Pinecone

This section walks you through setting up the Pinecone VectorStore to store document embeddings and perform similarity searches.

What is Pinecone?

Pinecone is a popular cloud-based vector database, which allows you to store and search vectors efficiently.

Prerequisites

  1. Pinecone Account: Before you start, sign up for a Pinecone account.

  2. Pinecone Project: Once registered, create a new project, an index, and generate an API key. You’ll need these details for configuration.

  3. OpenAI Account: Create an account at OpenAI Signup and generate the token at API Keys.

Configuration

To set up PineconeVectorStore, gather the following details from your Pinecone account:

  • Pinecone API Key

  • Pinecone Environment

  • Pinecone Project ID

  • Pinecone Index Name

  • Pinecone Namespace

This information is available to you in the Pinecone UI portal.

When setting up embeddings, select a vector dimension of 1536. This matches the dimensionality of OpenAI’s model text-embedding-ada-002, which we’ll be using for this guide.

Additionally, you’ll need to provide your OpenAI API Key.

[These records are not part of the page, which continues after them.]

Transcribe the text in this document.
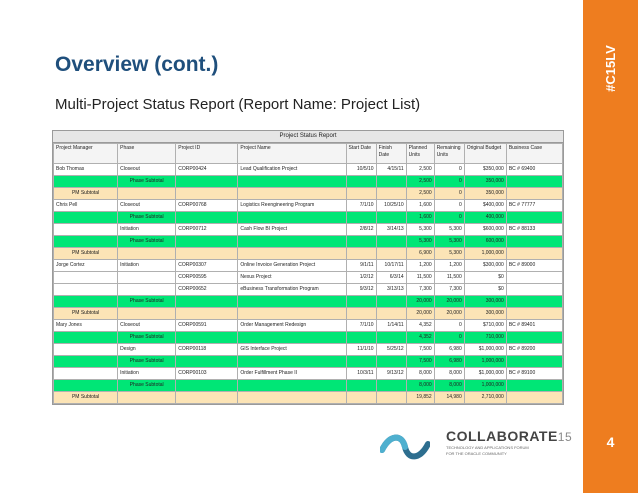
#C15LV
4
Overview (cont.)
Multi-Project Status Report (Report Name: Project List)
Project Status Report
Project Manager	Phase	Project ID	Project Name	Start Date	Finish Date	Planned Units	Remaining Units	Original Budget	Business Case
Bob Thomas	Closeout	CORP00424	Lead Qualification Project	10/5/10	4/15/11	2,500	0	$350,000	BC # 69400
	Phase Subtotal					2,500	0	350,000	
PM Subtotal						2,500	0	350,000	
Chris Pell	Closeout	CORP00768	Logistics Reengineering Program	7/1/10	10/25/10	1,600	0	$400,000	BC # 77777
	Phase Subtotal					1,600	0	400,000	
	Initiation	CORP00712	Cash Flow BI Project	2/8/12	3/14/13	5,300	5,300	$600,000	BC # 88133
	Phase Subtotal					5,300	5,300	600,000	
PM Subtotal						6,900	5,300	1,000,000	
Jorge Cortez	Initiation	CORP00307	Online Invoice Generation Project	9/1/11	10/17/11	1,200	1,200	$300,000	BC # 89000
		CORP00595	Nexus Project	1/2/12	6/3/14	11,500	11,500	$0	
		CORP00652	eBusiness Transformation Program	9/3/12	3/13/13	7,300	7,300	$0	
	Phase Subtotal					20,000	20,000	300,000	
PM Subtotal						20,000	20,000	300,000	
Mary Jones	Closeout	CORP00591	Order Management Redesign	7/1/10	1/14/11	4,352	0	$710,000	BC # 89401
	Phase Subtotal					4,352	0	710,000	
	Design	CORP00118	GIS Interface Project	11/1/10	5/25/12	7,500	6,980	$1,000,000	BC # 89200
	Phase Subtotal					7,500	6,980	1,000,000	
	Initiation	CORP00103	Order Fulfillment Phase II	10/3/11	9/13/12	8,000	8,000	$1,000,000	BC # 89100
	Phase Subtotal					8,000	8,000	1,000,000	
PM Subtotal						19,852	14,980	2,710,000	
COLLABORATE15
TECHNOLOGY AND APPLICATIONS FORUM
FOR THE ORACLE COMMUNITY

Set it as an environment variable like so:

export SPRING_AI_OPENAI_API_KEY='Your_OpenAI_API_Key'

Repository

To acquire Spring AI artifacts, declare the Spring Snapshot repository:

<repository>
	<id>spring-snapshots</id>
	<name>Spring Snapshots</name>
	<url>https://repo.spring.io/snapshot</url>
	<releases>
		<enabled>false</enabled>
	</releases>
</repository>

Dependencies

Add these dependencies to your project:

  • OpenAI: Required for calculating embeddings.

<dependency>
	<groupId>org.springframework.ai</groupId>
	<artifactId>spring-ai-openai-spring-boot-starter</artifactId>
</dependency>
  • Pinecone

<dependency>
    <groupId>org.springframework.ai</groupId>
    <artifactId>spring-ai-pinecone</artifactId>
</dependency>
Refer to the Dependency Management section to add the Spring AI BOM to your build file.

Sample Code

To configure Pinecone in your application, you can use the following setup:

@Bean
public PineconeVectorStoreConfig pineconeVectorStoreConfig() {

    return PineconeVectorStoreConfig.builder()
        .withApiKey(<PINECONE_API_KEY>)
        .withEnvironment("gcp-starter")
        .withProjectId("89309e6")
        .withIndexName("spring-ai-test-index")
        .withNamespace("") // the free tier doesn't support namespaces.
        .build();
}

Integrate with OpenAI’s embeddings by adding the Spring Boot OpenAI starter to your project. This provides you with an implementation of the Embeddings client:

@Bean
public VectorStore vectorStore(PineconeVectorStoreConfig config, EmbeddingClient embeddingClient) {
    return new PineconeVectorStore(config, embeddingClient);
}

In your main code, create some documents:

List<Document> documents = List.of(
	new Document("Spring AI rocks!! Spring AI rocks!! Spring AI rocks!! Spring AI rocks!! Spring AI rocks!!", Map.of("meta1", "meta1")),
	new Document("The World is Big and Salvation Lurks Around the Corner"),
	new Document("You walk forward facing the past and you turn back toward the future.", Map.of("meta2", "meta2")));

Add the documents to Pinecone:

vectorStore.add(List.of(document));

And finally, retrieve documents similar to a query:

List<Document> results = vectorStore.similaritySearch(SearchRequest.query("Spring").withTopK(5));

If all goes well, you should retrieve the document containing the text "Spring AI rocks!!".